There are lighter moments: I realised that I must be spiritually disorientated when, as the Dean of Portsmouth led our streamed worship last Sunday morning, I realised that I had solemnly instructed the cat to confess his sins. The cat reacted by looking away, tail in the air, until the sermon, when he sat down and listened most attentively.

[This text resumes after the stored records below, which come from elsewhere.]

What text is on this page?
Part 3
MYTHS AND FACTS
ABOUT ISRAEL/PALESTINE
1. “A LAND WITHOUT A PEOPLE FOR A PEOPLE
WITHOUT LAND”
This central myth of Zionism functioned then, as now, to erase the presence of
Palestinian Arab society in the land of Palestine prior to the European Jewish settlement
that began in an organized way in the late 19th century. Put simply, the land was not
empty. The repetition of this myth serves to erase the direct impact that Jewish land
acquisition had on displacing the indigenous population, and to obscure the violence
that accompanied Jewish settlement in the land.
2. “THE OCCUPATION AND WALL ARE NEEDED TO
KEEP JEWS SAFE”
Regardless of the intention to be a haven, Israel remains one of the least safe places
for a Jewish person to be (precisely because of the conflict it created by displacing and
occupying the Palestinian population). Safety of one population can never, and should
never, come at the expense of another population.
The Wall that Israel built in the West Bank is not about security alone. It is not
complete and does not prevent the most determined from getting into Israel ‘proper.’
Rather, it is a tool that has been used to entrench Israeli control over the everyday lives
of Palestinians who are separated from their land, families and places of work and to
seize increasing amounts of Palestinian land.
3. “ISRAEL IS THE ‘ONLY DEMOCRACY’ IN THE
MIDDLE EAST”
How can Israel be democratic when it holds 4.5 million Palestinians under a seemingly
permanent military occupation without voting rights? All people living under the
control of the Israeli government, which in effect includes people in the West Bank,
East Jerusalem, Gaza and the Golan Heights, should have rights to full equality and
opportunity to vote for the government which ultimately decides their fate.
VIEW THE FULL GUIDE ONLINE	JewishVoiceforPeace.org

We should not be too hard on ourselves if we find personal prayer difficult at this time. It is challenging enough to have our health threatened by a mindless microphysical entity.
But the virus has also cast a shadow into our souls, creeping into our dreams and our daylight reveries, perhaps causing us to question the love of God. If prayer was once a safe stronghold, it may often now be a battleground. And yet, while my regular pattern sometimes seems meaningless, I find that the urge to pray comes suddenly in the dead of night, or in encountering the multiple, and often unknown, names on intercession lists, or when I watch the news.
Because of VE Day, I almost forgot 8 May as the lesser festival of the English spiritual writer Julian of Norwich. (Roman Catholics keep her feast on 13 May.) Julian has perhaps been over-celebrated in recent years, and regarded wrongly as an icon of benevolent, permissive universalism.
But we will understand Julian only if we recognise the intensity of her spiritual struggle. Canon Emma Pennington has written a new guide to her writings, At the Foot of the Cross with Julian of Norwich, to be published in July by BRF. She points out not only how Julian’s visions emerged from a period of extreme illness, but also how they were focused on the cross of Christ. Expecting to die, Julian’s illness led her into a profound identification with the suffering Christ.
The calm prose in which Julian records her insights are not the result of some medieval experiment in quelling anxiety, but are, rather, distilled from acute pain — mental as well as physical. She teaches us that trauma cannot always be avoided, but that it does not have the last word. Our lives may never be quite the same again, but all shall be well, all manner of thing shall be well.